Aufgrund fehlender klinischer Symptomatik und guten Allgemeinbefindens können gravierende Mängel an Vitaminen und Spurenelementen über Jahre unentdeckt bleiben. Da Blutuntersuchungen (BARF-Profile) immer nur eine Momentaufnahme darstellen und die meisten der erhobenen Parameter nicht oder nur unzureichend mit der Nährstoffzufuhr korrelieren, dürfen unauffällige Ergebnisse nicht mit einer adäquaten Versorgung gleichgesetzt werden. Als Beispiel sei der Calcium-Phosphat-Haushalt genannt, der auch bei dauerhafter Fehlversorgung hormonell in sehr engen Grenzen reguliert wird, so dass auch bei bereits bestehender schwerwiegender klinischer Symptomatik (z.B. Osteolysen) diese Parameter im Blut innerhalb der Referenzbereiche gehalten werden können. Die Beurteilung der Vitamin A, Kupfer- und Zink-Versorgung stellt ebenfalls eine Herausforderung dar, da diese hauptsächlich innerhalb von Geweben (Leber bzw. Knochen) gespeichert werden. Somit liefert deren Bestimmung aus dem Blut keine verlässliche Information. Repräsentativ ist jedoch die Analyse von Vitamin D, Jod und T4 aus Serum. Unauffällige Blutergebnisse können niemals die fachgerechte Rationsanalyse ersetzen; veränderte Blut-Parameter sollten als Konsequenz eine aktuelle Überprüfung der Nahrungszusammensetzung nach sich ziehen.
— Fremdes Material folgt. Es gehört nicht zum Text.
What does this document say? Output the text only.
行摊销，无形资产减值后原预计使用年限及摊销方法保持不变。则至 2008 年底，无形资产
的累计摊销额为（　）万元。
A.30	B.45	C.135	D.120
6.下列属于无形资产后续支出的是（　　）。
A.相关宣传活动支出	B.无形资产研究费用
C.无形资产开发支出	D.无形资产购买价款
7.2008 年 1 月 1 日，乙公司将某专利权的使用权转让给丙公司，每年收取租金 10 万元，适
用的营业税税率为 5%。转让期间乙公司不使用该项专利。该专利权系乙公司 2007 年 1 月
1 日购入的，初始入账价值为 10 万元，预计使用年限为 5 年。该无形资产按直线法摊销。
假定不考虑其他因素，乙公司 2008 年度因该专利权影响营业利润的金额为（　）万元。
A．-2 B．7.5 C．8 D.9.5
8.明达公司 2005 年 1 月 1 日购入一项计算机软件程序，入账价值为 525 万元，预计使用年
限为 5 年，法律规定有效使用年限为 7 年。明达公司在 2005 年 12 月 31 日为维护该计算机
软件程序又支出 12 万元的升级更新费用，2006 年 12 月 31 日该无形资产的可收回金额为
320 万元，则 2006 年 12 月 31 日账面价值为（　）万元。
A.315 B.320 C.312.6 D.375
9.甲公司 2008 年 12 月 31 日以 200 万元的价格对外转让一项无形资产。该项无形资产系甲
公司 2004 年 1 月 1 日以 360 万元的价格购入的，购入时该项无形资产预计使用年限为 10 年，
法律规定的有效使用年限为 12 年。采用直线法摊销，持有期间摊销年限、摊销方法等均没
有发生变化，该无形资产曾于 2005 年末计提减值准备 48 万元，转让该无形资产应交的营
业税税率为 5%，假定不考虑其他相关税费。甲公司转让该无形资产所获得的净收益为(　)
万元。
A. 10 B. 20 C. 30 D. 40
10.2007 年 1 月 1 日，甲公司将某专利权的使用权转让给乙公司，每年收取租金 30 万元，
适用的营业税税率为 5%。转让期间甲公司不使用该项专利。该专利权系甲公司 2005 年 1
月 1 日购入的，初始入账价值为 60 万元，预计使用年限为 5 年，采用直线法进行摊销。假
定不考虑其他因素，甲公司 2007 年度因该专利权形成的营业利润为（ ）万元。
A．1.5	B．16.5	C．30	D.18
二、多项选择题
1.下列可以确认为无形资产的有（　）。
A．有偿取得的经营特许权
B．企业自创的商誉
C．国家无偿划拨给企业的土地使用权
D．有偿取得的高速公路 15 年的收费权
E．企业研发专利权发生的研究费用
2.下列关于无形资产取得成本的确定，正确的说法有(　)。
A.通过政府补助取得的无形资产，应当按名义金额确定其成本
Die Rationsberechnung wird von veterinärmedizinischen Ernährungsexpert*innen nach wie vor als Goldstandard angesehen. Aus diesem Grund hat sich Biocontrol gegen die Erstellung eines BARF-Profils entschieden. Die Bestimmung ausgewählter Einzelparameter ist jedoch möglich; hierzu beraten wir Sie gerne.

Fazit

BARF ist eine alternative und zunehmend beliebte Ernährungsoption für Hunde und Katzen. Vor- und Nachteile dieser Fütterungsart sollten für jeden Fall individuell abgewogen und bestehende Risiken bedacht werden. Zur parasitologischen Prävention bei gebarften Tieren verweisen wir auf die aktuellen ESCCAP Guidelines. Unverzichtbar ist die Rationsanalyse, da eine Blutuntersuchung keine adäquate Alternative darstellt.